À Creil, le quartier prioritaire du plateau, avec plus de 20.000 habitants, est l'un des plus peuplés de France. Ici, sept familles sur dix vivent avec moins de 1 000 € par mois. La pauvreté y côtoie souvent les incivilités et les petits trafics. Une image dévalorisante colle à la peau des habitants du quartier et pénalise les jeunes à la recherche d'un emploi ou d'un stage.
Des tours et des murs de béton comme seul horizon. De Creil à Nogent, en passant par Montataire, dans l'Oise, grandir dans les quartiers érigés dans les années 1970, c'est se confronter, aujourd'hui, à une dure réalité. Ici, le taux de chômage des jeunes est deux fois plus élevé qu'ailleurs en France. Selon l'INSEE, la part des 16-25 ans sans emploi ni formation dans le bassin creillois, atteint 47 %.

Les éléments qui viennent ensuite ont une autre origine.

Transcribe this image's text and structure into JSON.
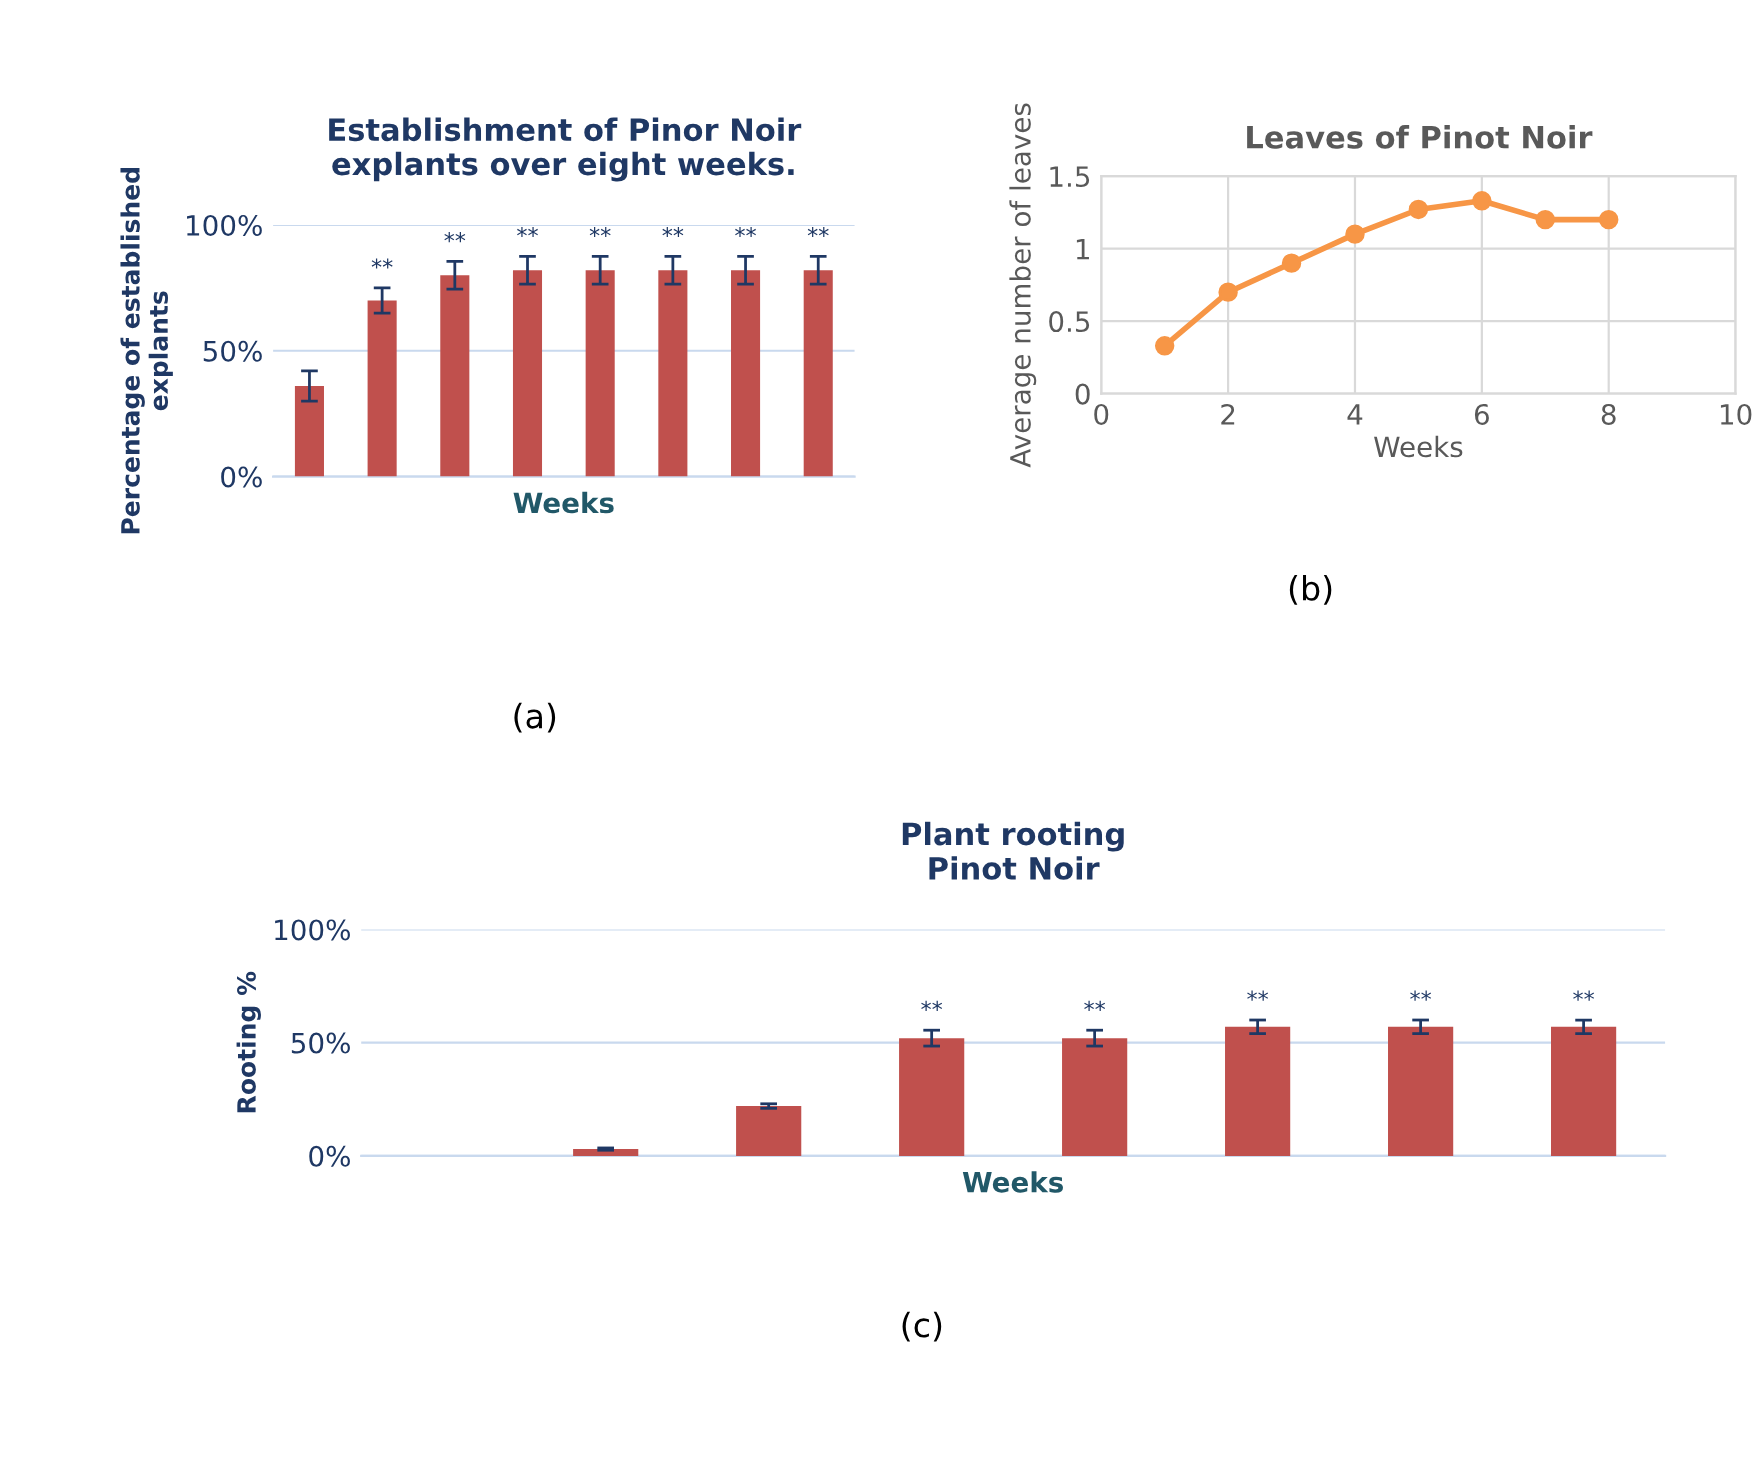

Dans ces grands ensembles, vivent des familles nombreuses et des jeunes dont les parents sont employés ou ouvriers. Malgré la précarité et parfois les discriminations, pour la plupart, il est hors de question de ne pas croire en leur réussite. "Qui dit personnes de cité dit vols, dit mauvais langage, dit personne qui ne respecte personne, quelqu'un de mauvais", remarque Joelie Médina, stagiaire à l'école de la 2è chance. Et d'ajouter : "Et du coup, voilà. La réalité, c'est que forcément, tout le monde n'est pas comme ça et que d'autres cherchent à avancer dans leur projet professionnel pour avoir une vie beaucoup plus meilleure."
Qui dit personnes de cité dit vols, dit mauvais langage, dit personnes qui ne respectent personne, quelqu'un de mauvais. Et du coup, voilà.

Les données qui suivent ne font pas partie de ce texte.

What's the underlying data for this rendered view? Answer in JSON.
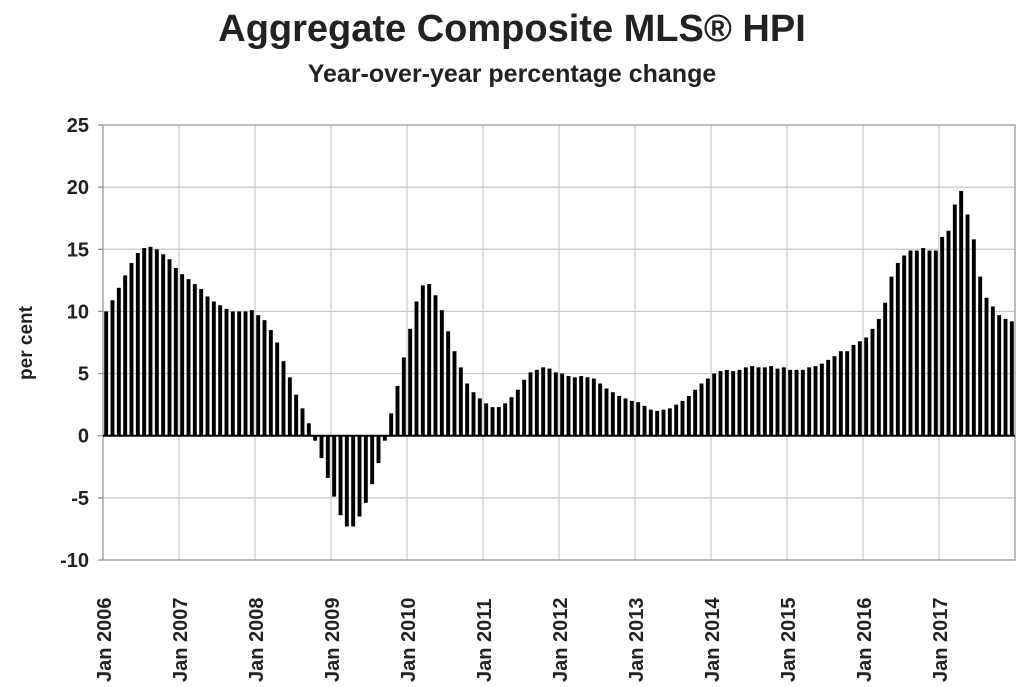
{
  "chart_data": {
    "type": "bar",
    "title": "Aggregate Composite MLS® HPI",
    "subtitle": "Year-over-year percentage change",
    "xlabel": "",
    "ylabel": "per cent",
    "ylim": [
      -10,
      25
    ],
    "yticks": [
      "25",
      "20",
      "15",
      "10",
      "5",
      "0",
      "-5",
      "-10"
    ],
    "ytick_values": [
      25,
      20,
      15,
      10,
      5,
      0,
      -5,
      -10
    ],
    "xtick_labels": [
      "Jan 2006",
      "Jan 2007",
      "Jan 2008",
      "Jan 2009",
      "Jan 2010",
      "Jan 2011",
      "Jan 2012",
      "Jan 2013",
      "Jan 2014",
      "Jan 2015",
      "Jan 2016",
      "Jan 2017"
    ],
    "x_start": "Jan 2006",
    "x_frequency": "monthly",
    "grid": true,
    "bar_color": "#000000",
    "values": [
      10.0,
      10.9,
      11.9,
      12.9,
      13.9,
      14.7,
      15.1,
      15.2,
      15.0,
      14.6,
      14.2,
      13.5,
      13.0,
      12.6,
      12.2,
      11.8,
      11.2,
      10.8,
      10.5,
      10.2,
      10.0,
      10.0,
      10.0,
      10.1,
      9.7,
      9.3,
      8.5,
      7.5,
      6.0,
      4.7,
      3.3,
      2.2,
      1.0,
      -0.4,
      -1.8,
      -3.4,
      -4.9,
      -6.4,
      -7.3,
      -7.3,
      -6.5,
      -5.4,
      -3.9,
      -2.2,
      -0.4,
      1.8,
      4.0,
      6.3,
      8.6,
      10.8,
      12.1,
      12.2,
      11.3,
      10.1,
      8.4,
      6.8,
      5.5,
      4.2,
      3.5,
      3.0,
      2.6,
      2.3,
      2.3,
      2.6,
      3.1,
      3.7,
      4.5,
      5.1,
      5.3,
      5.5,
      5.4,
      5.1,
      5.0,
      4.8,
      4.7,
      4.8,
      4.7,
      4.6,
      4.2,
      3.8,
      3.5,
      3.2,
      3.0,
      2.8,
      2.7,
      2.4,
      2.1,
      2.0,
      2.1,
      2.2,
      2.5,
      2.8,
      3.2,
      3.7,
      4.2,
      4.6,
      5.0,
      5.2,
      5.3,
      5.2,
      5.3,
      5.5,
      5.6,
      5.5,
      5.5,
      5.6,
      5.4,
      5.5,
      5.3,
      5.3,
      5.3,
      5.5,
      5.6,
      5.8,
      6.1,
      6.4,
      6.8,
      6.8,
      7.3,
      7.6,
      7.9,
      8.6,
      9.4,
      10.7,
      12.8,
      13.9,
      14.5,
      14.9,
      14.9,
      15.1,
      14.9,
      14.9,
      16.0,
      16.5,
      18.6,
      19.7,
      17.8,
      15.8,
      12.8,
      11.1,
      10.4,
      9.7,
      9.4,
      9.2
    ]
  }
}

Joelie Médina, stagiaire à l'école de la 2è chance
"Quand on vient de Creil, c'est forcément plus difficile pour réussir"

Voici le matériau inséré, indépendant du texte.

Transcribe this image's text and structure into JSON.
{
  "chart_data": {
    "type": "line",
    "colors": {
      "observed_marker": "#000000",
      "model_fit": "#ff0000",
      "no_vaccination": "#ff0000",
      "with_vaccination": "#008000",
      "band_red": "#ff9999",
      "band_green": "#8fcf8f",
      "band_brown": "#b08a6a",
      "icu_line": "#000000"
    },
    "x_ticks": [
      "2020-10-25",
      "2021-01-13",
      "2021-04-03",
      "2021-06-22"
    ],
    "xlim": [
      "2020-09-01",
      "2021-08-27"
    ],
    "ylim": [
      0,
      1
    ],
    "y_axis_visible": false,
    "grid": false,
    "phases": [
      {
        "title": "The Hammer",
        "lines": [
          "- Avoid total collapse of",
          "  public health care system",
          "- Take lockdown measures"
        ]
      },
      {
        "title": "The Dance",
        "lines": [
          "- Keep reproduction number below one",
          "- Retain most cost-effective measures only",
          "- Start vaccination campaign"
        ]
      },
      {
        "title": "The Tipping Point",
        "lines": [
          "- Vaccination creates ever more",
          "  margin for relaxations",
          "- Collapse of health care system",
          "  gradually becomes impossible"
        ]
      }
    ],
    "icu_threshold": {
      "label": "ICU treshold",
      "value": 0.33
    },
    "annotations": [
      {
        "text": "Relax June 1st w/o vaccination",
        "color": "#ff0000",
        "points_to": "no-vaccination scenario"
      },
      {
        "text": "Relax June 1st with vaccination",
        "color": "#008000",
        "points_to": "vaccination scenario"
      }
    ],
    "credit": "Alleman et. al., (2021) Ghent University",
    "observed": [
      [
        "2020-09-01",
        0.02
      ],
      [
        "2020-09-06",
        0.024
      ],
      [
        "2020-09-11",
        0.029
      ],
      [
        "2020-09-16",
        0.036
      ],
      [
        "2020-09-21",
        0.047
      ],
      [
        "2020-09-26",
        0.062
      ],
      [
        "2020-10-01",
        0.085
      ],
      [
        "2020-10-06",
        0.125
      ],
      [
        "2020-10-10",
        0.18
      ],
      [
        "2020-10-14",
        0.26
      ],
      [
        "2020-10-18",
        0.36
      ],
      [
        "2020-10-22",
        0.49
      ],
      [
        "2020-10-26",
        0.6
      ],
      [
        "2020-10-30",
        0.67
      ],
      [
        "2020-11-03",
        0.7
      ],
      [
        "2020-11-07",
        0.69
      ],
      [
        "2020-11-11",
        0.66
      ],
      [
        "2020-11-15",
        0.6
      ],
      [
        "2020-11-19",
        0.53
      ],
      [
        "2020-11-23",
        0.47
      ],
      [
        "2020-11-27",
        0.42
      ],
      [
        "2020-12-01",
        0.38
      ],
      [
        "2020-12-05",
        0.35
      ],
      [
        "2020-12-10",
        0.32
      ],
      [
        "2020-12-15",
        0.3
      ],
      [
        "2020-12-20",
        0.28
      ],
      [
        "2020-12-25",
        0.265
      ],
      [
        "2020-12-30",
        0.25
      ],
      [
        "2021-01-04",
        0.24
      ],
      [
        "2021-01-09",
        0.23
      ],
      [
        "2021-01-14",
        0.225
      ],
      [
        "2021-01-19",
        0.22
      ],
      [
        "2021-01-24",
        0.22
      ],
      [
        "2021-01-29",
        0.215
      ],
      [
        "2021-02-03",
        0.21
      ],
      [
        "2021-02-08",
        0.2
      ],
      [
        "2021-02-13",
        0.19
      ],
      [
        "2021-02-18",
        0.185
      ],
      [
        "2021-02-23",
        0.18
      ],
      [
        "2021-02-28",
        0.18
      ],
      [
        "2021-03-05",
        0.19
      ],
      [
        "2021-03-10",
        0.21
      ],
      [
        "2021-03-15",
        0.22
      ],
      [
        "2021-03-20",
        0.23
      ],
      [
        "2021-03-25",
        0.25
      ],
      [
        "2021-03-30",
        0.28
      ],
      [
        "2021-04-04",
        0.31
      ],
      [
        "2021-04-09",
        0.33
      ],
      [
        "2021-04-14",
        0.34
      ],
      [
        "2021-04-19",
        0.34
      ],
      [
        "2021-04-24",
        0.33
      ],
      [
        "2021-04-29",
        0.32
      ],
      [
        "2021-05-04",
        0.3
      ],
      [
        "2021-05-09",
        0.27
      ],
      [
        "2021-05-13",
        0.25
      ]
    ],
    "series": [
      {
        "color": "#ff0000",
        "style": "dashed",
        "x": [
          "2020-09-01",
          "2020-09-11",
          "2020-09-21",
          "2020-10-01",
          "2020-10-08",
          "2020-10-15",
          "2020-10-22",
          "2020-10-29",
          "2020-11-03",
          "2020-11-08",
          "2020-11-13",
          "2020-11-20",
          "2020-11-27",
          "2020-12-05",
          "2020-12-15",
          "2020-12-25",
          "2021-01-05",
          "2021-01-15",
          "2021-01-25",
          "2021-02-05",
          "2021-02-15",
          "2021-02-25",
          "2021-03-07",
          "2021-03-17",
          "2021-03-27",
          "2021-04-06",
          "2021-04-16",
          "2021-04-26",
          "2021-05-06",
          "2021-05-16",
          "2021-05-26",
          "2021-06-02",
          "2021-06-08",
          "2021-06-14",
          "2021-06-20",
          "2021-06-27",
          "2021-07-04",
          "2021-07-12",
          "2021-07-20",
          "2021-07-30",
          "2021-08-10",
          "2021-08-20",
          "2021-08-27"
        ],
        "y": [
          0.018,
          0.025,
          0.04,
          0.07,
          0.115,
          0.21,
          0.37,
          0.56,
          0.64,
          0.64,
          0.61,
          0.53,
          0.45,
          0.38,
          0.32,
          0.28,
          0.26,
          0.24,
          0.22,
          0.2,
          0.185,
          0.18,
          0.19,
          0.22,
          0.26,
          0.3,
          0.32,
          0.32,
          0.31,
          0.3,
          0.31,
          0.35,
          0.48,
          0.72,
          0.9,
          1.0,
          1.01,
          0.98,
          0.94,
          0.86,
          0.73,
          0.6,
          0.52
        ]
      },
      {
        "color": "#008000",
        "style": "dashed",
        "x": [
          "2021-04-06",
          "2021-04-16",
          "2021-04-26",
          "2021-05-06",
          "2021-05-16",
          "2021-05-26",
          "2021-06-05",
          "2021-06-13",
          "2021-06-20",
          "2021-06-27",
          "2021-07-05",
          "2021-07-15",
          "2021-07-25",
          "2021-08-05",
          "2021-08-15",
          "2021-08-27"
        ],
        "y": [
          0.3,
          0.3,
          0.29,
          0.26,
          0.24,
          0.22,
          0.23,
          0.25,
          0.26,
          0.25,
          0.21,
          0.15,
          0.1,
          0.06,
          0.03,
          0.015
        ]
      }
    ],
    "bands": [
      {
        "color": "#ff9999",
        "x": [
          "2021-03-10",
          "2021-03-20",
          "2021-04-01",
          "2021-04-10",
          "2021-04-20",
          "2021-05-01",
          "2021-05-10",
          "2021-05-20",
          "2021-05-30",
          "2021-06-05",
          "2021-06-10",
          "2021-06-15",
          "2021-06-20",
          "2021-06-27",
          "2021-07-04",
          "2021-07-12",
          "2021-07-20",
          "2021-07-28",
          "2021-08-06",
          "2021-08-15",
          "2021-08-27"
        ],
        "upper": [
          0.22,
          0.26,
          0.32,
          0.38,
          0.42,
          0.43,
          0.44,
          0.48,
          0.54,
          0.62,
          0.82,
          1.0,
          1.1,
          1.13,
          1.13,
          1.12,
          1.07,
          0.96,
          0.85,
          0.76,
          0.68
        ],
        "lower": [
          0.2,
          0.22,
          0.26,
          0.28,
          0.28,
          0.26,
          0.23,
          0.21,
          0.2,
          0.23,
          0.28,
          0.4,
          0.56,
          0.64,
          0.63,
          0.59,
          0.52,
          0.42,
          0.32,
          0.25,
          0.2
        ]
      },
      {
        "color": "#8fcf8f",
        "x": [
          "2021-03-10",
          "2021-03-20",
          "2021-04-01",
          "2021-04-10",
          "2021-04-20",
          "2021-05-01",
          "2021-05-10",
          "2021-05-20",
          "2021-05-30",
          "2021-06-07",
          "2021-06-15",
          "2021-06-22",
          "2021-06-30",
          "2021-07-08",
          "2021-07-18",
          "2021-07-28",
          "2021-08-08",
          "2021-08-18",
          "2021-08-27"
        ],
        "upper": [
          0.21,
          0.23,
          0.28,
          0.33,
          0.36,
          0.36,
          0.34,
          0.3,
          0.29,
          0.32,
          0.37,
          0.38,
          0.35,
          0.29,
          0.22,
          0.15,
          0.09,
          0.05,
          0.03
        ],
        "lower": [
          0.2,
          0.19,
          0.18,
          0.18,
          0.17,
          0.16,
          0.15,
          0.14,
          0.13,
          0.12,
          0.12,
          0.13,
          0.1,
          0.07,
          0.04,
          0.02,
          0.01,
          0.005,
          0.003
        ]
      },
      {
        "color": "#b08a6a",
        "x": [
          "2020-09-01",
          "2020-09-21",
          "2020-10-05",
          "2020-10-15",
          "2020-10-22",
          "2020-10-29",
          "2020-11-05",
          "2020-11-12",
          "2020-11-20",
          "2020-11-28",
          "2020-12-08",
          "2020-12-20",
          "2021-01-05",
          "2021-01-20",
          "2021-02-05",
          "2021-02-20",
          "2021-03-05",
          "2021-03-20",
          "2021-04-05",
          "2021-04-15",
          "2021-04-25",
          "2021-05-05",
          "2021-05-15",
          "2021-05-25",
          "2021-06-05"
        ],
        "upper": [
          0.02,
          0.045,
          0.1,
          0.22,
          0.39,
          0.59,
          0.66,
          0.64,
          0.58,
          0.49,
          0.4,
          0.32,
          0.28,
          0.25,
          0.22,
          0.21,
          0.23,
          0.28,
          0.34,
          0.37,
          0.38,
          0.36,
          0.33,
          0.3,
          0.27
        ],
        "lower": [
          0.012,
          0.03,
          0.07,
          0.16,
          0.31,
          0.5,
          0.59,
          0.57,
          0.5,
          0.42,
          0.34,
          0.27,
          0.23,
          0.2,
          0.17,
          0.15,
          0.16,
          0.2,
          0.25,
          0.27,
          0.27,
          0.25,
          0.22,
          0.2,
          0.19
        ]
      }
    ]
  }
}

À Creil, pour celles et ceux qui peinent à trouver une voie professionnelle ou les décrocheurs scolaires, une structure offre à ces jeunes une deuxième chance : remise à niveau, cours de bureautique, ouverture au monde. Autre point fort pour redonner confiance à ces jeunes : des stages en milieu professionnel. "Tu ramènes un CV, tu viens du plateau, de la ZAC, c'est pas très bien vu, parce que les gens ils ont une vision des quartiers qui sont : "Voilà, c'est des chômeurs, c'est pas des gens qui ont envie, c'est pas des gens sérieux. En fait, non, il y en a des gens sérieux ! Il y en a qui sont pas sérieux, mais comme partout, comme partout.", témoigne Yemna Bezzerrouki, élève à l'école de la 2è chance de Creil.
Pour Adam Bussy, stagiaire à l'école de la 2è chance, "grandir à certaines adresses, c'est un peu compliqué, certaines adresses font peur. Mais pour moi, tant qu'on a des valeurs, des principes, on peut y arriver tout simplement." Il concède : "C'est vrai que c'est un peu compliqué, on va dire, de grandir dans ces endroits-là. Comme un peu partout, il y a de la délinquance, il y a plusieurs chemins qui nous mènent à la faillite. Mais tant qu'on a les valeurs et les principes, il n'y a pas de soucis. Tant qu'on veut, on peut."
Des stagiaires déterminées à mettre à mal les préjugés
Discriminations à l'embauche, inégalités sociales, le chemin de la réussite est semé d'embûches. Porter le voile peut générer une stigmatisation supplémentaire, quand on vient "des quartiers". Wided Sama, bénévole de l'association Humanity Project, raconte : "Je ne sais pas si j'ai été recalée par rapport à ça, mais, par exemple, j'avais cherché un stage en crèche, donc j'avais eu la dame au téléphone, elle m'avait dit que c'était bon. Et quand je l'ai vue, pour un entretien, elle ne m'a plus rappelée... Je ne sais pas si c'est par rrapport à ça ou peut-être que ça prend du temps..."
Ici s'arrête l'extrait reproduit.